What is the recommended cutoff for expressed genes with RNA-Seq?
Answer: In addition to cutoffs applied to the regulation of genes (e.g., fold change and p-values), absolute expression cutoffs for genes, exons and junctions can be useful in removing likely non-expressed features (e.g., artifacts) or low expressing features, whose expression is not accurate. For RNA-seq data, in particular, such features may not have reproducible expression and can introduce artificial variance that results in differential expression or splicing calls.
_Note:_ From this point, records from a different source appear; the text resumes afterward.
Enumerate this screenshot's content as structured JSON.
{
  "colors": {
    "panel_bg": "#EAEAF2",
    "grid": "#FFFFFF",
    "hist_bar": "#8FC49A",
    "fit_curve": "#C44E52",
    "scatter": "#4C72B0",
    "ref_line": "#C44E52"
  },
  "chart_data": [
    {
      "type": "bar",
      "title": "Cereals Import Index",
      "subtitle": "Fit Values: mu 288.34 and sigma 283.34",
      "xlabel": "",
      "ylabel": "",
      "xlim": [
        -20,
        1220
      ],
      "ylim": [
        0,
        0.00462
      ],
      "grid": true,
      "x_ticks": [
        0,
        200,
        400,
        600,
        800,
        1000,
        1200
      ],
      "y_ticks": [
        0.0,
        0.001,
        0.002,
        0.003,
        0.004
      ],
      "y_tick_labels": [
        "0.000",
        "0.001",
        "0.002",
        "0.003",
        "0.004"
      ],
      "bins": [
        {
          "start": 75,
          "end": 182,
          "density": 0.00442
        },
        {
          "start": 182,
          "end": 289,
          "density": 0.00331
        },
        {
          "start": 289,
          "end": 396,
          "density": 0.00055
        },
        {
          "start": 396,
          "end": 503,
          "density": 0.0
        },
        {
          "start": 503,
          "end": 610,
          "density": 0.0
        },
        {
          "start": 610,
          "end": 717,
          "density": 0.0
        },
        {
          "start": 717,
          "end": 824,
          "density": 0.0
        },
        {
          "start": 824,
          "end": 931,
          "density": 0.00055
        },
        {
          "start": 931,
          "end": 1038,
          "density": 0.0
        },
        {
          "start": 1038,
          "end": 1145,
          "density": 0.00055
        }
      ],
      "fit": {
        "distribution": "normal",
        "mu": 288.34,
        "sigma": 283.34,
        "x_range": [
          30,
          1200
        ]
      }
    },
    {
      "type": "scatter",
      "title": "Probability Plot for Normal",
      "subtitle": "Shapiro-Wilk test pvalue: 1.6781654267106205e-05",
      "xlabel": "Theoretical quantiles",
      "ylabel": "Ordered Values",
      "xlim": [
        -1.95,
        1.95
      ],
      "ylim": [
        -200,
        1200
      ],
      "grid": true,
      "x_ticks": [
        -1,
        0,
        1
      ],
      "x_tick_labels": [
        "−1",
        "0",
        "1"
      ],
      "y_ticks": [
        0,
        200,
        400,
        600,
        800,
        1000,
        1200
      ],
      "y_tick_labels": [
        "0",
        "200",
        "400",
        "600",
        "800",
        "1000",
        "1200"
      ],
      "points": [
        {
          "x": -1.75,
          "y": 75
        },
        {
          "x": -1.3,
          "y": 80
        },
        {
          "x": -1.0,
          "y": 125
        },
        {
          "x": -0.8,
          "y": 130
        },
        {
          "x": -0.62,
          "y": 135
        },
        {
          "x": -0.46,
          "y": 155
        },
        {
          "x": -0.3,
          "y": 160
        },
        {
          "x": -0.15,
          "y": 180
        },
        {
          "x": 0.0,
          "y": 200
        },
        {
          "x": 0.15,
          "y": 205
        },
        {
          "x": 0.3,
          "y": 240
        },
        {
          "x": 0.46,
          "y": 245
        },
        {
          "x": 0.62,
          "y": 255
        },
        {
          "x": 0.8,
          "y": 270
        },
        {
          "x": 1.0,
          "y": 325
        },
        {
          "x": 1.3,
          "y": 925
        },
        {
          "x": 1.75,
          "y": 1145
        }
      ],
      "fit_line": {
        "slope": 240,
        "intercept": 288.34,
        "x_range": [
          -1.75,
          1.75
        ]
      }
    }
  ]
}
While any quantitative expression cutoff is somewhat arbitrary (since the biological activity of a resultant gene can vary based on it's activity, translation efficiency and half-life), we recommend the following conservative cutoffs: RPKM >= 0.5 and gene-level read counts >= 10, for differential gene expression analysis. For alternative-exon analyses, lower read counts are recommended for exon and junction features (>=5 and >=3, respectively), since these features are typically much smaller (dozens versus thousands of base pairs). AltAnalyze provides the option of only a single cutoff, for both exon and junction-level features (default >= 2 read counts), however, the user is encouraged to apply various thresholds, especially with small replicate number datasets. As in any expression analysis, experiments containing few or no replicates will be more subject to more type I and type II errors, hence, more stringent thresholds are recommended.